The depot is surrounded on the northwest, southwest and southeast by commercial and civic buildings. The depot is surrounded by brick-paved parking lots.
The red brick building, embellished with tooled Warsaw bluestone trim, shows the influence of both the Queen Anne and Romanesque Revival styles popular in America during the late nineteenth and early twentieth centuries. The one-story, seven-bay depot, 132 feet long and 33 feet deep, is symmetrical in plan with a center three-bay rectangular block and flanking two-bay rectangular wings. The building sits on a rectangular concrete platform on a beveled bluestone sill base.
The symmetrical main facade, oriented southwest, consists of seven bays delineated by Syrian-arched window and door openings. The arches spring from a tooled bluestone watertable which encircles the entire building. The depot is covered with a large, terra-cotta tile-clad hipped roof with wide, overhanging flared eaves supported by simple wooden brackets. The building's northeast facade, which faces the railroad track, is identical to the main elevation except for a protruding rectangular bay at the northwest end. The one-bay-wide side elevations (northwest and southwest) feature segmentally arched casement windows with wooden trim.
The quality of the depot's masonry work is noteworthy. The exterior hard brick walls are fashioned in common (header) bond with fine joints of tinted red mortar. Brick is used ornamentally as well as structurally; for example, the building's corners are accentuated by raised bricks fashioned to imitate quoins. The Syrian arches, which serve as surrounds for door and window openings, are composed of archivolts made with brick stretchers in the intrados and two rows of corbelled brick headers in the extrados.

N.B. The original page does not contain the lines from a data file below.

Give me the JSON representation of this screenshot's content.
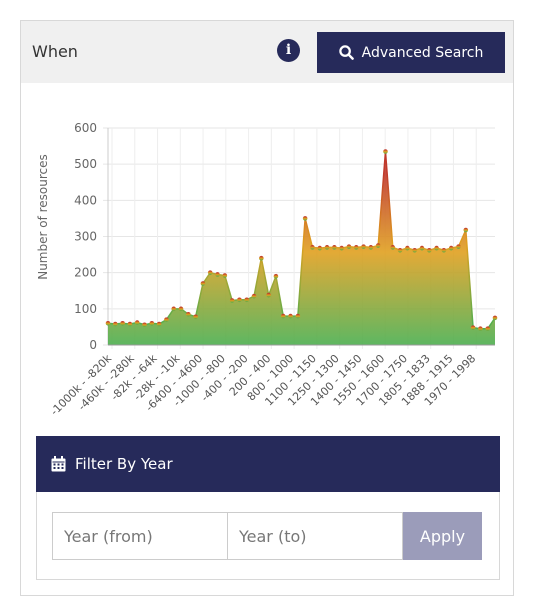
{
  "header": {
    "title": "When",
    "info_icon": "info-icon",
    "advanced_search_label": "Advanced Search",
    "advanced_search_icon": "search-icon"
  },
  "chart_data": {
    "type": "area",
    "title": "",
    "ylabel": "Number of resources",
    "xlabel": "",
    "ylim": [
      0,
      600
    ],
    "yticks": [
      0,
      100,
      200,
      300,
      400,
      500,
      600
    ],
    "grid": true,
    "gradient_colors": [
      "#c0392b",
      "#e0a020",
      "#4caf50"
    ],
    "tick_labels": [
      "-1000k - -820k",
      "-460k - -280k",
      "-82k - -64k",
      "-28k - -10k",
      "-6400 - -4600",
      "-1000 - -800",
      "-400 - -200",
      "200 - 400",
      "800 - 1000",
      "1100 - 1150",
      "1250 - 1300",
      "1400 - 1450",
      "1550 - 1600",
      "1700 - 1750",
      "1805 - 1833",
      "1888 - 1915",
      "1970 - 1998"
    ],
    "values": [
      60,
      58,
      60,
      58,
      62,
      56,
      60,
      58,
      70,
      100,
      100,
      85,
      78,
      170,
      200,
      195,
      192,
      123,
      125,
      125,
      135,
      240,
      138,
      190,
      80,
      80,
      80,
      350,
      270,
      268,
      270,
      270,
      268,
      272,
      270,
      272,
      270,
      275,
      535,
      270,
      262,
      268,
      262,
      268,
      262,
      268,
      262,
      268,
      272,
      318,
      48,
      45,
      45,
      75
    ]
  },
  "filter": {
    "icon": "calendar-icon",
    "title": "Filter By Year",
    "from_placeholder": "Year (from)",
    "to_placeholder": "Year (to)",
    "apply_label": "Apply"
  }
}
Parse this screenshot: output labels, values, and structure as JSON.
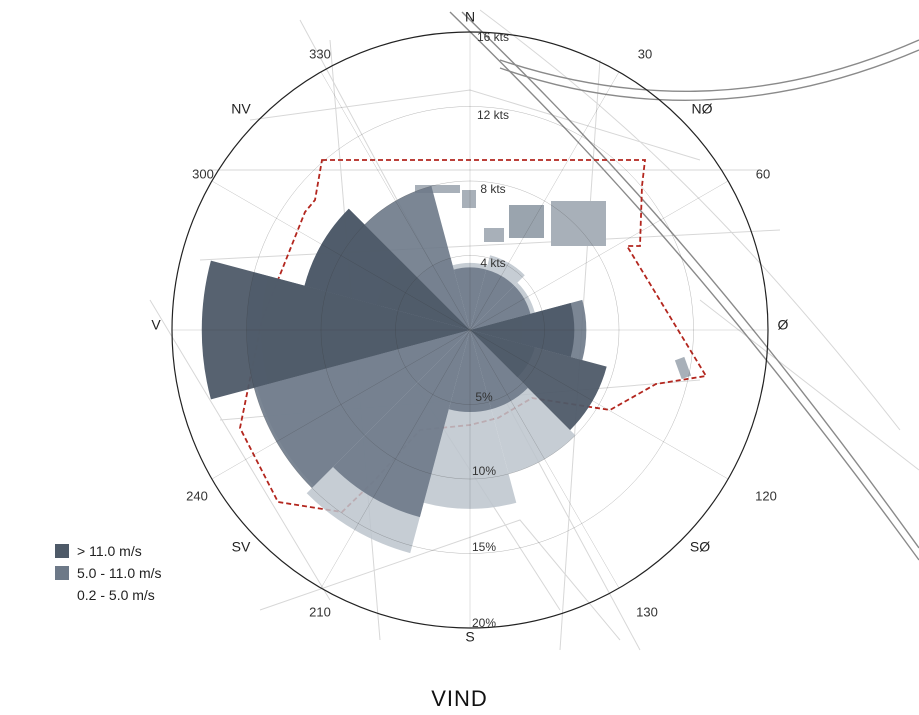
{
  "chart_data": {
    "type": "polar_bar",
    "title": "VIND",
    "direction_labels": [
      "N",
      "NØ",
      "Ø",
      "SØ",
      "S",
      "SV",
      "V",
      "NV"
    ],
    "angle_labels": [
      "30",
      "60",
      "120",
      "130",
      "210",
      "240",
      "300",
      "330"
    ],
    "speed_ring_labels": [
      "4 kts",
      "8 kts",
      "12 kts",
      "16 kts"
    ],
    "percent_ring_labels": [
      "5%",
      "10%",
      "15%",
      "20%"
    ],
    "sector_width_deg": 30,
    "series": [
      {
        "name": "0.2 - 5.0 m/s",
        "color": "#bcc4cd",
        "values": [
          {
            "dir": 0,
            "pct": 4.5
          },
          {
            "dir": 30,
            "pct": 5.2
          },
          {
            "dir": 60,
            "pct": 4.5
          },
          {
            "dir": 90,
            "pct": 3.5
          },
          {
            "dir": 120,
            "pct": 4.5
          },
          {
            "dir": 150,
            "pct": 10.0
          },
          {
            "dir": 180,
            "pct": 12.0
          },
          {
            "dir": 210,
            "pct": 15.5
          },
          {
            "dir": 240,
            "pct": 14.8
          },
          {
            "dir": 270,
            "pct": 14.0
          },
          {
            "dir": 300,
            "pct": 6.5
          },
          {
            "dir": 330,
            "pct": 5.0
          }
        ]
      },
      {
        "name": "5.0 - 11.0 m/s",
        "color": "#6d7988",
        "values": [
          {
            "dir": 0,
            "pct": 4.2
          },
          {
            "dir": 30,
            "pct": 4.2
          },
          {
            "dir": 60,
            "pct": 4.2
          },
          {
            "dir": 90,
            "pct": 7.8
          },
          {
            "dir": 120,
            "pct": 4.5
          },
          {
            "dir": 150,
            "pct": 5.5
          },
          {
            "dir": 180,
            "pct": 5.5
          },
          {
            "dir": 210,
            "pct": 13.0
          },
          {
            "dir": 240,
            "pct": 15.0
          },
          {
            "dir": 270,
            "pct": 15.0
          },
          {
            "dir": 300,
            "pct": 11.5
          },
          {
            "dir": 330,
            "pct": 10.0
          }
        ]
      },
      {
        "name": "> 11.0 m/s",
        "color": "#4e5a68",
        "values": [
          {
            "dir": 0,
            "pct": 0
          },
          {
            "dir": 30,
            "pct": 0
          },
          {
            "dir": 60,
            "pct": 0
          },
          {
            "dir": 90,
            "pct": 7.0
          },
          {
            "dir": 120,
            "pct": 9.5
          },
          {
            "dir": 150,
            "pct": 0
          },
          {
            "dir": 180,
            "pct": 0
          },
          {
            "dir": 210,
            "pct": 0
          },
          {
            "dir": 240,
            "pct": 0
          },
          {
            "dir": 270,
            "pct": 18.0
          },
          {
            "dir": 300,
            "pct": 11.5
          },
          {
            "dir": 330,
            "pct": 0
          }
        ]
      }
    ],
    "legend": [
      "> 11.0 m/s",
      "5.0 - 11.0 m/s",
      "0.2 - 5.0 m/s"
    ],
    "legend_placement": "bottom-left",
    "max_pct": 20
  },
  "colors": {
    "map_lines": "#c9c9c9",
    "boundary": "#b3261e",
    "ring": "#333333"
  }
}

Fenestration is regular and symmetrical with a variety of window and door openings. The main facade contains three tripartite round-arched window openings with one-over-one double-hung sash. Four of the building's arched openings, located in the flanking wings of the structure, contain wooden sliding doors paneled with diagonal siding. Rectangular paneled doors with segmentally arched transoms are located in each flanking wing in the northeast and southwest elevations. The depot's office contains segmentally arched nine-over-nine and six-over-six double hung wooden sash windows.

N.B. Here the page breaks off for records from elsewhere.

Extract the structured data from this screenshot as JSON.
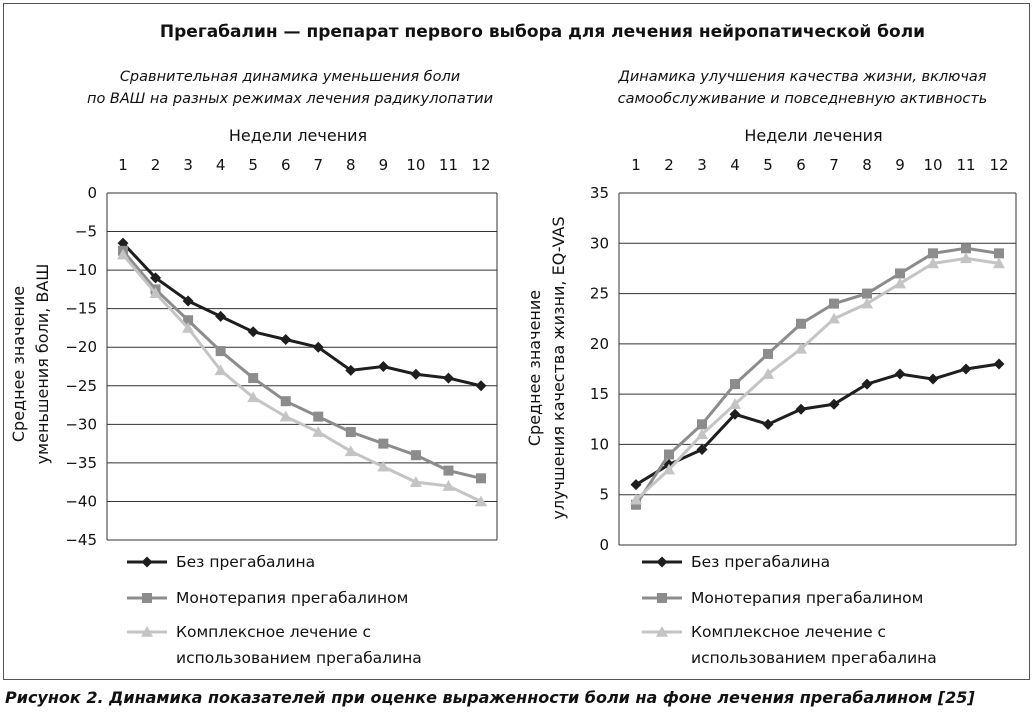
{
  "title": "Прегабалин — препарат первого выбора для лечения нейропатической боли",
  "caption": "Рисунок 2. Динамика показателей при оценке выраженности боли на фоне лечения прегабалином [25]",
  "series_colors": [
    "#1e1e1e",
    "#8c8c8c",
    "#c4c4c4"
  ],
  "legend": [
    {
      "lines": [
        "Без прегабалина"
      ],
      "marker": "diamond"
    },
    {
      "lines": [
        "Монотерапия прегабалином"
      ],
      "marker": "square"
    },
    {
      "lines": [
        "Комплексное лечение с",
        "использованием прегабалина"
      ],
      "marker": "triangle"
    }
  ],
  "chart_data": [
    {
      "type": "line",
      "subtitle": [
        "Сравнительная динамика уменьшения боли",
        "по ВАШ на разных режимах лечения радикулопатии"
      ],
      "xlabel": "Недели лечения",
      "ylabel": [
        "Среднее значение",
        "уменьшения боли, ВАШ"
      ],
      "x": [
        1,
        2,
        3,
        4,
        5,
        6,
        7,
        8,
        9,
        10,
        11,
        12
      ],
      "ylim": [
        -45,
        0
      ],
      "yticks": [
        0,
        -5,
        -10,
        -15,
        -20,
        -25,
        -30,
        -35,
        -40,
        -45
      ],
      "x_axis_position": "top",
      "series": [
        {
          "name": "Без прегабалина",
          "values": [
            -6.5,
            -11,
            -14,
            -16,
            -18,
            -19,
            -20,
            -23,
            -22.5,
            -23.5,
            -24,
            -25
          ]
        },
        {
          "name": "Монотерапия прегабалином",
          "values": [
            -7.5,
            -12.5,
            -16.5,
            -20.5,
            -24,
            -27,
            -29,
            -31,
            -32.5,
            -34,
            -36,
            -37
          ]
        },
        {
          "name": "Комплексное лечение с использованием прегабалина",
          "values": [
            -8,
            -13,
            -17.5,
            -23,
            -26.5,
            -29,
            -31,
            -33.5,
            -35.5,
            -37.5,
            -38,
            -40
          ]
        }
      ]
    },
    {
      "type": "line",
      "subtitle": [
        "Динамика улучшения качества жизни, включая",
        "самообслуживание и повседневную активность"
      ],
      "xlabel": "Недели лечения",
      "ylabel": [
        "Среднее значение",
        "улучшения качества жизни, EQ-VAS"
      ],
      "x": [
        1,
        2,
        3,
        4,
        5,
        6,
        7,
        8,
        9,
        10,
        11,
        12
      ],
      "ylim": [
        0,
        35
      ],
      "yticks": [
        0,
        5,
        10,
        15,
        20,
        25,
        30,
        35
      ],
      "x_axis_position": "top",
      "series": [
        {
          "name": "Без прегабалина",
          "values": [
            6,
            8,
            9.5,
            13,
            12,
            13.5,
            14,
            16,
            17,
            16.5,
            17.5,
            18
          ]
        },
        {
          "name": "Монотерапия прегабалином",
          "values": [
            4,
            9,
            12,
            16,
            19,
            22,
            24,
            25,
            27,
            29,
            29.5,
            29
          ]
        },
        {
          "name": "Комплексное лечение с использованием прегабалина",
          "values": [
            4.5,
            7.5,
            11,
            14,
            17,
            19.5,
            22.5,
            24,
            26,
            28,
            28.5,
            28
          ]
        }
      ]
    }
  ]
}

The general waiting room, 33' x 36', is located in the center of the rectangular main block. The walls and cove ceiling are made of painted plaster, as they are throughout the facility. The lower portions of the walls are delineated by chair rails and wainscoting. The interior wooden moldings, found around windows, doors, baseboards and arches, are made of oak and are intact. A lobby and ticket office are situated at the building's northwest end, next to the general waiting room, and the baggage room is located in the outer portion of the northwest end of the building.

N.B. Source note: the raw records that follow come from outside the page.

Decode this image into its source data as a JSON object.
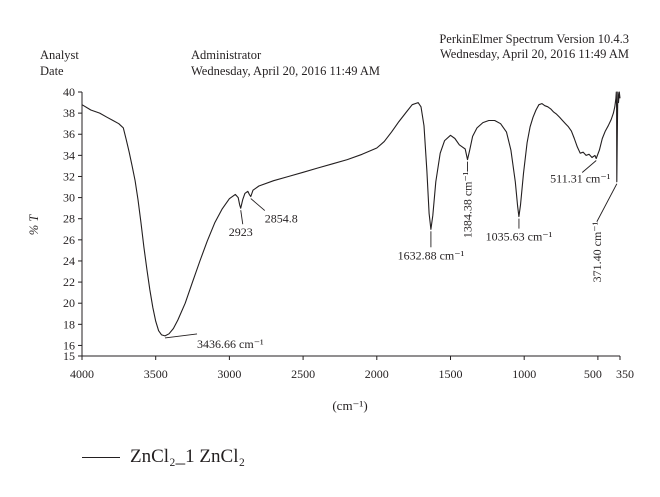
{
  "header": {
    "analyst_label": "Analyst",
    "date_label": "Date",
    "analyst_value": "Administrator",
    "date_value": "Wednesday, April 20, 2016 11:49 AM",
    "software": "PerkinElmer Spectrum Version 10.4.3",
    "software_date": "Wednesday, April 20, 2016 11:49 AM"
  },
  "chart_data": {
    "type": "line",
    "ylabel": "% T",
    "xlabel": "(cm⁻¹)",
    "xlim": [
      4000,
      350
    ],
    "ylim": [
      15,
      40
    ],
    "x_ticks": [
      4000,
      3500,
      3000,
      2500,
      2000,
      1500,
      1000,
      500,
      350
    ],
    "x_tick_labels": [
      "4000",
      "3500",
      "3000",
      "2500",
      "2000",
      "1500",
      "1000",
      "500",
      "350"
    ],
    "y_ticks": [
      15,
      16,
      18,
      20,
      22,
      24,
      26,
      28,
      30,
      32,
      34,
      36,
      38,
      40
    ],
    "grid": false,
    "legend_position": "bottom-left",
    "series": [
      {
        "name": "ZnCl₂_1 ZnCl₂",
        "color": "#231f20",
        "points": [
          [
            4000,
            38.8
          ],
          [
            3940,
            38.3
          ],
          [
            3880,
            38.0
          ],
          [
            3830,
            37.6
          ],
          [
            3790,
            37.3
          ],
          [
            3750,
            37.0
          ],
          [
            3720,
            36.6
          ],
          [
            3700,
            35.5
          ],
          [
            3680,
            34.3
          ],
          [
            3660,
            33.0
          ],
          [
            3640,
            31.6
          ],
          [
            3620,
            29.8
          ],
          [
            3600,
            27.6
          ],
          [
            3580,
            25.3
          ],
          [
            3560,
            23.2
          ],
          [
            3540,
            21.3
          ],
          [
            3520,
            19.6
          ],
          [
            3500,
            18.3
          ],
          [
            3480,
            17.4
          ],
          [
            3460,
            17.0
          ],
          [
            3436.66,
            16.9
          ],
          [
            3410,
            17.1
          ],
          [
            3380,
            17.6
          ],
          [
            3350,
            18.4
          ],
          [
            3300,
            20.0
          ],
          [
            3250,
            22.0
          ],
          [
            3200,
            24.0
          ],
          [
            3150,
            25.9
          ],
          [
            3100,
            27.6
          ],
          [
            3050,
            28.9
          ],
          [
            3000,
            29.9
          ],
          [
            2960,
            30.3
          ],
          [
            2940,
            30.0
          ],
          [
            2930,
            29.3
          ],
          [
            2923,
            29.0
          ],
          [
            2910,
            29.8
          ],
          [
            2895,
            30.4
          ],
          [
            2875,
            30.6
          ],
          [
            2865,
            30.3
          ],
          [
            2854.8,
            30.1
          ],
          [
            2840,
            30.7
          ],
          [
            2800,
            31.1
          ],
          [
            2700,
            31.6
          ],
          [
            2600,
            32.0
          ],
          [
            2500,
            32.4
          ],
          [
            2400,
            32.8
          ],
          [
            2300,
            33.2
          ],
          [
            2200,
            33.6
          ],
          [
            2100,
            34.1
          ],
          [
            2000,
            34.7
          ],
          [
            1950,
            35.3
          ],
          [
            1900,
            36.2
          ],
          [
            1850,
            37.2
          ],
          [
            1800,
            38.1
          ],
          [
            1760,
            38.8
          ],
          [
            1720,
            39.0
          ],
          [
            1700,
            38.6
          ],
          [
            1680,
            36.8
          ],
          [
            1660,
            32.5
          ],
          [
            1645,
            28.5
          ],
          [
            1632.88,
            27.0
          ],
          [
            1620,
            28.3
          ],
          [
            1600,
            31.5
          ],
          [
            1570,
            34.2
          ],
          [
            1540,
            35.4
          ],
          [
            1500,
            35.9
          ],
          [
            1470,
            35.6
          ],
          [
            1440,
            35.0
          ],
          [
            1420,
            34.8
          ],
          [
            1400,
            34.6
          ],
          [
            1384.38,
            33.6
          ],
          [
            1370,
            34.5
          ],
          [
            1350,
            35.8
          ],
          [
            1320,
            36.6
          ],
          [
            1280,
            37.1
          ],
          [
            1240,
            37.3
          ],
          [
            1200,
            37.3
          ],
          [
            1160,
            37.0
          ],
          [
            1120,
            36.2
          ],
          [
            1090,
            34.5
          ],
          [
            1060,
            31.5
          ],
          [
            1045,
            29.2
          ],
          [
            1035.63,
            28.2
          ],
          [
            1025,
            29.3
          ],
          [
            1005,
            32.3
          ],
          [
            980,
            35.2
          ],
          [
            960,
            36.7
          ],
          [
            940,
            37.6
          ],
          [
            920,
            38.3
          ],
          [
            900,
            38.8
          ],
          [
            880,
            38.9
          ],
          [
            860,
            38.7
          ],
          [
            840,
            38.6
          ],
          [
            820,
            38.4
          ],
          [
            800,
            38.1
          ],
          [
            780,
            37.9
          ],
          [
            760,
            37.6
          ],
          [
            740,
            37.3
          ],
          [
            720,
            37.0
          ],
          [
            700,
            36.7
          ],
          [
            680,
            36.3
          ],
          [
            660,
            35.6
          ],
          [
            640,
            34.8
          ],
          [
            620,
            34.2
          ],
          [
            600,
            34.3
          ],
          [
            580,
            34.0
          ],
          [
            560,
            34.1
          ],
          [
            540,
            33.8
          ],
          [
            520,
            34.0
          ],
          [
            511.31,
            33.7
          ],
          [
            490,
            34.5
          ],
          [
            470,
            35.6
          ],
          [
            450,
            36.3
          ],
          [
            430,
            36.8
          ],
          [
            410,
            37.4
          ],
          [
            395,
            38.0
          ],
          [
            385,
            38.6
          ],
          [
            378,
            39.4
          ],
          [
            375,
            40.0
          ],
          [
            373,
            38.5
          ],
          [
            371.4,
            31.5
          ],
          [
            368,
            36.0
          ],
          [
            365,
            40.0
          ],
          [
            360,
            39.0
          ],
          [
            355,
            40.0
          ],
          [
            350,
            39.4
          ]
        ]
      }
    ],
    "annotations": [
      {
        "text": "3436.66 cm⁻¹",
        "x": 3436.66,
        "y": 16.9
      },
      {
        "text": "2923",
        "x": 2923,
        "y": 29.0
      },
      {
        "text": "2854.8",
        "x": 2854.8,
        "y": 30.1
      },
      {
        "text": "1632.88 cm⁻¹",
        "x": 1632.88,
        "y": 27.0
      },
      {
        "text": "1384.38 cm⁻¹",
        "x": 1384.38,
        "y": 33.6
      },
      {
        "text": "1035.63 cm⁻¹",
        "x": 1035.63,
        "y": 28.2
      },
      {
        "text": "511.31 cm⁻¹",
        "x": 511.31,
        "y": 33.7
      },
      {
        "text": "371.40 cm⁻¹",
        "x": 371.4,
        "y": 31.5
      }
    ]
  }
}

Southeast of the general waiting room is a ladies' waiting room, a smoking room and restroom facilities. At the extreme southeast end of the building is the express office. The depot contains a hot water heating system and electrical lighting.
The interior of the depot is virtually intact with no major alterations. Some deterioration, primarily water damage, is evident due to the fact that the facility has been vacant for several years and needs basic maintenance. The depot is currently privately owned and is slated for restoration and adaptive reuse.